Ecoeffectenscan 2012
- In het plangebied kan de aanwezigheid van (strikt) beschermde soorten niet uitgesloten worden. De aantasting van verblijfplaatsen, vliegroutes en foerageergebieden van (strikt) beschermde soorten als gevolg van gebiedsontwikkelingen kan derhalve niet uitgesloten worden. De bestemmingsplanwijzigingen zijn niet in strijd met de Flora- en Faunawet, mits maatregelen getroffen worden bij gebiedsontwikkelingen.
- Voor het verwijderen van standplaatsen van akkerklokje, kleine maagdenpalm, dotterbloem en gewone vogelmelk geldt een vrijstelling in het kader van de Flora- en Faunawet. Om invulling te geven aan de zorgplicht wordt geadviseerd om ter plaatse van gebiedsontwikkelingen de aangetroffen exemplaren te verplaatsen naar geschikte biotopen in de omgeving. Voor het verwijderen van standplaatsen van daslook, rietorchis en ruig klokje is een ontheffing voor de Flora-en Faunawet noodzakelijk, tenzij de werkzaamheden uitgevoerd worden conform een gedragscode.
- Nesten van gierzwaluw, huismus, slechtvalk, buizerd, sperwer, ransuil en boomvalk zijn jaarrond beschermd en mogen niet verstoord of verwijderd worden. De nesten van overige vogels in het plangebied zijn beschermd tijdens het broeden
- Voor het verwijderen van verblijfplaatsen en het verwonden van de potentieel aanwezige algemeen voorkomende zoogdieren en amfibieën geldt een vrijstelling. In het kader van de zorgplicht wordt geadviseerd om schadebeperkende maatregelen te treffen. Deze betreffen ter plaatse van gebiedsontwikkelingen:
Vogelinventarisatie 2008:
Tijdens de vogelinventarisatie zijn nesten en/of sporen van de specht waargenomen. Andere vogelsoorten buiten de algemene, zijn niet waargenomen.

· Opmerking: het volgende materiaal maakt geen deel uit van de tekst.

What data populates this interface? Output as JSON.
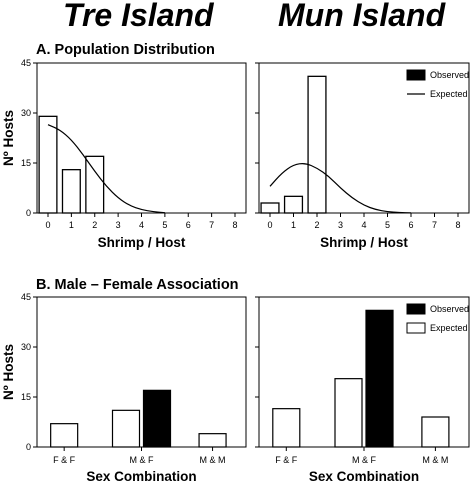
{
  "columns": [
    "Tre Island",
    "Mun Island"
  ],
  "sections": {
    "a": "A. Population Distribution",
    "b": "B. Male – Female Association"
  },
  "colors": {
    "observed": "#000000",
    "expected": "#ffffff",
    "stroke": "#000000"
  },
  "chart_data": [
    {
      "type": "bar",
      "panel": "A-Tre",
      "categories": [
        "0",
        "1",
        "2",
        "3",
        "4",
        "5",
        "6",
        "7",
        "8"
      ],
      "series": [
        {
          "name": "Observed",
          "values": [
            29,
            13,
            17,
            0,
            0,
            0,
            0,
            0,
            0
          ]
        },
        {
          "name": "Expected",
          "type": "line",
          "x": [
            0,
            0.5,
            1,
            1.5,
            2,
            2.5,
            3,
            3.5,
            4,
            4.5,
            5
          ],
          "values": [
            26.5,
            25,
            22,
            17.5,
            12.5,
            8,
            4.5,
            2.2,
            1.0,
            0.4,
            0.1
          ]
        }
      ],
      "xlabel": "Shrimp / Host",
      "ylabel": "Nº Hosts",
      "ylim": [
        0,
        45
      ],
      "yticks": [
        "0",
        "15",
        "30",
        "45"
      ]
    },
    {
      "type": "bar",
      "panel": "A-Mun",
      "categories": [
        "0",
        "1",
        "2",
        "3",
        "4",
        "5",
        "6",
        "7",
        "8"
      ],
      "series": [
        {
          "name": "Observed",
          "values": [
            3,
            5,
            41,
            0,
            0,
            0,
            0,
            0,
            0
          ]
        },
        {
          "name": "Expected",
          "type": "line",
          "x": [
            0,
            0.5,
            1,
            1.5,
            2,
            2.5,
            3,
            3.5,
            4,
            4.5,
            5,
            5.5,
            6
          ],
          "values": [
            8,
            12,
            14.5,
            15,
            13.5,
            11,
            7.5,
            4.5,
            2.3,
            1.0,
            0.4,
            0.15,
            0.05
          ]
        }
      ],
      "xlabel": "Shrimp / Host",
      "ylim": [
        0,
        45
      ],
      "legend": {
        "entries": [
          "Observed",
          "Expected"
        ],
        "position": "top-right"
      }
    },
    {
      "type": "bar",
      "panel": "B-Tre",
      "categories": [
        "F & F",
        "M & F",
        "M & M"
      ],
      "series": [
        {
          "name": "Expected",
          "values": [
            7,
            11,
            4
          ]
        },
        {
          "name": "Observed",
          "values": [
            0,
            17,
            0
          ]
        }
      ],
      "xlabel": "Sex Combination",
      "ylabel": "Nº Hosts",
      "ylim": [
        0,
        45
      ],
      "yticks": [
        "0",
        "15",
        "30",
        "45"
      ]
    },
    {
      "type": "bar",
      "panel": "B-Mun",
      "categories": [
        "F & F",
        "M & F",
        "M & M"
      ],
      "series": [
        {
          "name": "Expected",
          "values": [
            11.5,
            20.5,
            9
          ]
        },
        {
          "name": "Observed",
          "values": [
            0,
            41,
            0
          ]
        }
      ],
      "xlabel": "Sex Combination",
      "ylim": [
        0,
        45
      ],
      "legend": {
        "entries": [
          "Observed",
          "Expected"
        ],
        "position": "top-right"
      }
    }
  ]
}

Alle vogels zijn het gehele jaar door beschermd. Werkzaamheden dienen voor of na het broedseizoen (1 maart tot 1 september opgestart te worden.
Inventarisatie vleermuizen 2008
De inventarisatie naar het voorkomen van vleermuizen heeft bestaan uit diverse bezoeken aan het plangebied. Op 24 april, 17 mei, 18 en 24 juni en 20 en 28 augustus 2008 heeft op verschillende tijdstippen onderzoek naar de aanwezigheid van vleermuizen op de locatie plaatsgevonden. Er zijn diverse soorten vleermuizen aangetroffen. Het gebied fungeert als foeragegebied en niet als verblijfsgebied. De beoogde werkzaamheden zullen geen negatief effect op de gunstige staat van instandhouding hebben. Compenserende maatregelen zijn niet nodig.